Tambah Penghasilan, Kelompok Wanita di Lampung Buka Usaha Rumahan

Pembuatan keripik pisang
LAMPUNG — Kebutuhan ekonomi yang semakin tinggi menuntut perempuan harus mampu mengatur perekonomian rumah tangga dengan lebih baik dengan ikut memberikan pemasukan dalam rumah tangga. 
Kondisi tersebut yang membuat beberapa perempuan di Kabupaten Lampung Timur melakukan upaya penambahan ekonomi keluarga dengan memanfaatkan potensi yang ada. 
Salah satu kelompok yang memanfaatkan potensi buah pisang yang banyak di daerah tersebut diantaranya Kelompok Sekar Asri yang terdiri dari sebanyak 10 orang perempuan di Desa Mataram Baru Lampung Timur. 
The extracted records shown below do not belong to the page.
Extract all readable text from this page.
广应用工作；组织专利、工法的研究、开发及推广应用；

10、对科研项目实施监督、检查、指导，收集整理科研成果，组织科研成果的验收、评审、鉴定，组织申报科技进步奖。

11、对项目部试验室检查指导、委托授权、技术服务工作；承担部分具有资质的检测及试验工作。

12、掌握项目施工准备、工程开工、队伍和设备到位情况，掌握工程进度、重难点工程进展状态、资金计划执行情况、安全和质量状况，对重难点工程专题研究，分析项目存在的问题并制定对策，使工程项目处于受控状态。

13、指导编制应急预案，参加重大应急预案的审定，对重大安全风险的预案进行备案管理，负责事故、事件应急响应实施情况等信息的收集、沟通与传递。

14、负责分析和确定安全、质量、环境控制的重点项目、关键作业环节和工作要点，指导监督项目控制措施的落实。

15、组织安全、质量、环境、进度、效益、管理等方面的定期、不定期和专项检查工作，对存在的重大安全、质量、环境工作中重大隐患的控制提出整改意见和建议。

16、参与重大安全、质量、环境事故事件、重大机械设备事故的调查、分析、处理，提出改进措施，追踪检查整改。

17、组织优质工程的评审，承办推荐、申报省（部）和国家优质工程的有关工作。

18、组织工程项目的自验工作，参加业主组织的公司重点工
“Awalnya ragu untuk memulai tapi karena diyakinkan oleh salah satu motivator pemberdayaan perempuan agar wanita memberi nilai plus bagi keluarga akhirnya kami mulai dengan cara membuat keripik pisang,”ungkap Zubaidah kepada Cendana News, Sabtu (10/10/2015).
Zubaidah bersama sembilan perempuan di desa tersebut juga melibatkan para suami yang diantaranya bekerja sebagai petani pisang atau sopir eksepedisi ke wilayah Jakarta. 
Dukungan dari suami serta pelatihan dalam kelompok, baik oleh pemerintahan setempat serta mencontoh keberhasilan kaum wanita pelaku usaha kecil yang sudah sukses di wilayah lain memberikan semangat untuk memulai.
“Kami memulai dengan membuat keripik pisang yang memiliki varian manis serta gurih yang belum memiliki merk, tapi kami bekerjasama dengan toko penjualan oleh oleh khas Lampung satu diantaranya keripik pisang,”ujar Zubaidah.
Beberapa wanita anggota kelompoknya memang hanya bekerja sebagai rumah tangga, sementara itu Zubaidah yang juga sekaligus sebagai pegawai negeri sipil ingin memberdayakan kelompok perempuan di desanya. Pertemuan demi pertemuan hingga mulai bisa memproduksi keripik pisang menjadikan kelompok yang diketuainya bisa menambah penghasilan bagi keluarga.
Kendala permodalan ditahap awal diakui Zubaidah menjadi hal yang mendasar, namun karena beberapa anggota kelompok memiliki kebun pisang maka akhirnya potensi tersebut dianggap sebagai modal. Bermodalkan bahan baku yang melimpah tiga tahun yang lalu kemudian iuran para anggota kelompok tersebut mulai menggeluti usaha rumahan keripik pisang secara manual.
Zubaidah mengaku bersama Surini, Siti serta beberapa perempuan di kelompoknya mulai membuat keripik pisang sebanyak 10 kilogram yang dibuat dari 20 sisir pisang jenis pisang Kepok Manado yang dibelinya satu tandan seharga Rp.30ribu. Selain itu modal minyak goreng 5 liter seharga Rp.50ribu, gula pasir 1,5 kilogram Rp.18ribu serta bumbu bumbu lain sekitar Rp.15ribu.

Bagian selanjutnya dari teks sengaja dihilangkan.